Total iOS Vulnerabilities 2007-2013: 238
Total Android Vulnerabilities 2009-2013: 27
Keeping in mind those numbers, if you look at the CVE entries that are included, a number of problems are obvious:
- We see that the comparison timeframes differ by two years. There are at least 3 vulnerabilities in Android SDK reported before 2009, two of which have CVEs (CVE-2008-0985 and CVE-2008-0986).
- These totals are based on CVE identifiers, which does not necessarily reflect a 1-to-1 vulnerability mapping, as they document. You absolutely cannot count CVE as a substitute for vulnerabilities, they are not the same.
- The vulnerability totals are incorrect due to using CVE, a data source that has serious gaps in coverage. For example, OSVDB has 71 documented vulnerabilities for Android, and we do not make any claims that our coverage is complete.
- The iOS results include vulnerabilities in WebKit, the framework iOS Safari uses. This is problematic for several reasons.
- First, that means Mechanicix is now comparing the Android OS to the iOS operating system and applications.
- Second, WebKit vulnerabilities account for 109 of the CVE results, almost half of the total reported.
- Third, if they did count WebKit intentionally then the numbers are way off as there were around 700 WebKit vulnerabilities reported in that time frame.
- Fourth, the default browser in Android uses WebKit, yet they weren’t counted against that platform.
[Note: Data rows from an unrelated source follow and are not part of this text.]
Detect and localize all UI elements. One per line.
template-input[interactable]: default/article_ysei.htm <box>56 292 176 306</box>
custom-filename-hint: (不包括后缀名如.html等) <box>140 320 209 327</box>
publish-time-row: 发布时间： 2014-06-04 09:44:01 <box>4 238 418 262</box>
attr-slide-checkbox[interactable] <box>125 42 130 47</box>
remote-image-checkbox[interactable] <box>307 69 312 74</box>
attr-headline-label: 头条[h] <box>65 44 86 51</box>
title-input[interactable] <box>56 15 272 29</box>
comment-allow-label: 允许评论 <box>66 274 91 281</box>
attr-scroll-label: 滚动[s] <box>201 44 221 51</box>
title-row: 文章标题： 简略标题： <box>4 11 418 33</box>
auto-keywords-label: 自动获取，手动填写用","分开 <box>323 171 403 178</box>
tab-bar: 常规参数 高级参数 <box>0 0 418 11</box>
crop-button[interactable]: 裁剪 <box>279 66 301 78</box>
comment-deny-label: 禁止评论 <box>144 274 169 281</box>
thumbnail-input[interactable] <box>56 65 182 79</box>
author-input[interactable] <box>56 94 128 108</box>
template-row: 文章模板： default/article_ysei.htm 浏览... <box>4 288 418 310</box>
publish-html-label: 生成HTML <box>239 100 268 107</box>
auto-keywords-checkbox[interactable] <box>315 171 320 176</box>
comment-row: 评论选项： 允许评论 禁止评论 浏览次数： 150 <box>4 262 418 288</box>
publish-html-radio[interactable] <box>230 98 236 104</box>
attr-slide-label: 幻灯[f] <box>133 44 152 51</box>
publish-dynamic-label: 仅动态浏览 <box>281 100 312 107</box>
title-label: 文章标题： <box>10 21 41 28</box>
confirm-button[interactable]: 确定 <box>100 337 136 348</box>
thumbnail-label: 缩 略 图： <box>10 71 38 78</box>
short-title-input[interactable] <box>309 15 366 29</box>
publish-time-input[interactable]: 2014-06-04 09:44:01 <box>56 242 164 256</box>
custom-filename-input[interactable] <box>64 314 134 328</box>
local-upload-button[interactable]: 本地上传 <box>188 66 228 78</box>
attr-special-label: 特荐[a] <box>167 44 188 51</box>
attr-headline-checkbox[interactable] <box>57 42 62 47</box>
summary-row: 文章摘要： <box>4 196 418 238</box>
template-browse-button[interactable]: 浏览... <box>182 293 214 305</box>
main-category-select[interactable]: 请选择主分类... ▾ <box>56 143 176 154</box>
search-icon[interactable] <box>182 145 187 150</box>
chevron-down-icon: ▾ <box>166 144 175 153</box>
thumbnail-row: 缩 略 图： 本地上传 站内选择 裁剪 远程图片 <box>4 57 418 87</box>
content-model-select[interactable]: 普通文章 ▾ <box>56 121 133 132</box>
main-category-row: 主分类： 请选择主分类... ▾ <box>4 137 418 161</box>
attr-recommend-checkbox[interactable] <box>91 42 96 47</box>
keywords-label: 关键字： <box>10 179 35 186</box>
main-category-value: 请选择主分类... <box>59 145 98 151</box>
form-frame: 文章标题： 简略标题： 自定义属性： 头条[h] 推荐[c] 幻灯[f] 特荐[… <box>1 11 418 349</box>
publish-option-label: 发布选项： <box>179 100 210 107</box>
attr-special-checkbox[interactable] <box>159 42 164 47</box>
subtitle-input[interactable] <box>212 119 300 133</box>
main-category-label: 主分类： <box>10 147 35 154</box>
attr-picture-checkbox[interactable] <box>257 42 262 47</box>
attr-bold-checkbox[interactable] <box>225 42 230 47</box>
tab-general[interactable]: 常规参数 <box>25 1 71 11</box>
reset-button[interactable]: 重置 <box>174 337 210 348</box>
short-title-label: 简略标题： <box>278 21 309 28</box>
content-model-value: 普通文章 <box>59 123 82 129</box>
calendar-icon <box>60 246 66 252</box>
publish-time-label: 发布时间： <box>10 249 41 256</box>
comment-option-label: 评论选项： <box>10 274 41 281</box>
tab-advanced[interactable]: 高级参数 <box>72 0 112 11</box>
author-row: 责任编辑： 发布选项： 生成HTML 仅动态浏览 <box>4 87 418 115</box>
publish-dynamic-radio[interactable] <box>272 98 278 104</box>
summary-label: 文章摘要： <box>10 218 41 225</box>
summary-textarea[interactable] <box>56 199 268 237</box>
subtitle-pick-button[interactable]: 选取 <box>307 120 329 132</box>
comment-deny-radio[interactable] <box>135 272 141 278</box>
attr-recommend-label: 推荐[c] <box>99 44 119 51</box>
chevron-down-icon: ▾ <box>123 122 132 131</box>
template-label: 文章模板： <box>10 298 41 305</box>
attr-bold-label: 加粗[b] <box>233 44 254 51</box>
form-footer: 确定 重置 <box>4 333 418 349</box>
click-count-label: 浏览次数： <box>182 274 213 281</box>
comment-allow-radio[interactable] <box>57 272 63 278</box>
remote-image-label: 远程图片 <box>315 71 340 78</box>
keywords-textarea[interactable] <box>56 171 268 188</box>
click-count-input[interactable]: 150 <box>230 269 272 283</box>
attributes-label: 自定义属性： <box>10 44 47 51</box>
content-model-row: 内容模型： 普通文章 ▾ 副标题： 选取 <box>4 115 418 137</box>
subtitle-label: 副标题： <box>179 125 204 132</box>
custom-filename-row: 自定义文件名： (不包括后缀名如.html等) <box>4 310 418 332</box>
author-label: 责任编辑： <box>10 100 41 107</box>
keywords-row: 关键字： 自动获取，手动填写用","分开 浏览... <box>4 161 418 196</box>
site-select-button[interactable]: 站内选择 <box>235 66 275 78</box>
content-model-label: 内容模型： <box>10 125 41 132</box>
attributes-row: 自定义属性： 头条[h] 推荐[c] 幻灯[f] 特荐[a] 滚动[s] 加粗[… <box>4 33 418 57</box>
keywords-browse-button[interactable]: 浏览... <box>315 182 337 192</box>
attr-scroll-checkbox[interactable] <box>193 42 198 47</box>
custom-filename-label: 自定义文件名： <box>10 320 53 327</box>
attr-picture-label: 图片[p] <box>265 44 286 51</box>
- The results include 16 vulnerabilities in Safari itself (or in WebKit and just not diagnosed as such), the default browser.
- At least 4 of the 238 are vulnerabilities in Google Chrome (as opposed to WebKit) with no mention of iOS in the CVE.
- A wide variety of iOS applications are included in the list including Office Viewer, iMessage, Mail, Broadcom BCM4325 and BCM4329 Wi-Fi chips, Calendar, FreeType, libxslt, and more.
When you factor in all of the above, Android likely comes out on top for the number of vulnerabilities when comparing the operating systems. Once again, vulnerability statistics seem simple on the surface. When you consider the above, and further consider that there are likely more points that influence vulnerability counts, we see that it is anything other than simple.